Bien qu’elles n’eussent pas grand-chose à envier aux femmes dont il a croisé la destinée au cours de cette étape africaine depuis le Darfour, en passant par la Somalie éthiopienne, le Kenya, le Sud-Soudan et l’Ouganda,  les Kivutiennes l’impressionnèrent par leur peur et leur grand courage. Au point de s’impliquer dans l’action d’une ONG en parrainant un programme d’aide à des femmes de Butembo auxquelles il rendit visite au long des années qui suivirent. L’artiste découvrait sur le terrain le phénomène du viol-arme de guerre dénoncé pourtant depuis un certain temps par diverses organisations de défense des droits humains et pratiqué de manière massive en ces régions depuis des années.

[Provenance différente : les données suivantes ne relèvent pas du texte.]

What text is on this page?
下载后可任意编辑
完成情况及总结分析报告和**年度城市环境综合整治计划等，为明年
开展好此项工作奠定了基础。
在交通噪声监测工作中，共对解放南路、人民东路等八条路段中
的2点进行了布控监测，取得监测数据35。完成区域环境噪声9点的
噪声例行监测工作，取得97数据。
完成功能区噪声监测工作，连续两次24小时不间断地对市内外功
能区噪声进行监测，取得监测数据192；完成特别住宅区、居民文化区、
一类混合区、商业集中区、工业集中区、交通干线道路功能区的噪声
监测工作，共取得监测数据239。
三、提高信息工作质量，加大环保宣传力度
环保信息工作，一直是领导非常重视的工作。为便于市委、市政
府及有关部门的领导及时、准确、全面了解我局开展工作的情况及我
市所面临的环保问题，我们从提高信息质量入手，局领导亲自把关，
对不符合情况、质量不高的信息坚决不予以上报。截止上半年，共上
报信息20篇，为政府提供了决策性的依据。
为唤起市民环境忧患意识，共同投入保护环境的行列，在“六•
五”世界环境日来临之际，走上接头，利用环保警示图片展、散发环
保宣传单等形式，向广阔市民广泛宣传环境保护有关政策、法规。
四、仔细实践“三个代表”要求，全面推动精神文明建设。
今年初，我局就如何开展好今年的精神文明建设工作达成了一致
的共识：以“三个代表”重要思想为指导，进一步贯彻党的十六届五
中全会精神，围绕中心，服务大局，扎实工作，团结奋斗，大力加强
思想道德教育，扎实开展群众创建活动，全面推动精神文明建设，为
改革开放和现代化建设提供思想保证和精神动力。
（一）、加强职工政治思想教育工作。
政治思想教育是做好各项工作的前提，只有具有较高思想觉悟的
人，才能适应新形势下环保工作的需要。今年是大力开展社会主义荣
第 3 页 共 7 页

De justes croisades furent entreprises en Europe et dans le monde, auxquelles il se joignit, pour alarmer les consciences sur cette horreur faite aux femmes des Grands-Lacs. Il ressentait néanmoins un certain embarras dans cette approche manichéenne d’une réalité qui occultait peut-être la recherche de ses causes mêmes. Sans parler du sort des hommes victimes des groupes armés au même titre que leurs compagnes. À se focaliser sur les actes épouvantables de ces rebelles, n’en viendrions-nous pas à éluder l’origine de cette folie meurtrière ? La misère et l’humiliation qui ont jeté ces hommes (pas des femmes en effet, ou si peu) sur les sentiers de la guérilla, pour vivre pendant parfois des décennies une existence de bêtes traquées dans les forêts en se livrant à des abominations dont ils ont probablement perdu la notion en chemin, mais qui demeurent à la mesure de la corruption, du racket et du népotisme, de l’assassinat politique érigés en normalité de gouvernement par des dictateurs élus, présidents à vie (des hommes en totalité…) qui se sont arrogé le monopole de la violence pour déposséder leur peuple et les priver de tout. De tout espoir et de tout amour-propre… avec la complicité de quelques chasseurs blancs.
Titouan ressentit le besoin, pour mieux comprendre, de retourner en cette année 2011 au long de la frontière est du Congo depuis le Haut-Uélé jusqu’aux rives du lac Tanganyika. Pour éclairer ses lecteurs sur les enjeux de cette région d’apparente complexité, l’auteur s’est adjoint la collaboration de spécialistes, universitaires ou acteurs engagés, dont l’expertise vient faire écho aux témoignages des femmes dont il a choisi de réaliser le portrait.

www.titouanlamazou.com

Le voyage de Titouan Lamazou au Congo donne lieu à deux expositions :
– A Bayeux (Halle Saint-Patrice), du 3 au 30 octobre 2011, dans le cadre du Prix Bayeux-Calvados des Correspondants de guerre.
– A Paris, à la galerie Polka (12 rue Saint-Gilles), à partir du 10 novembre 2011.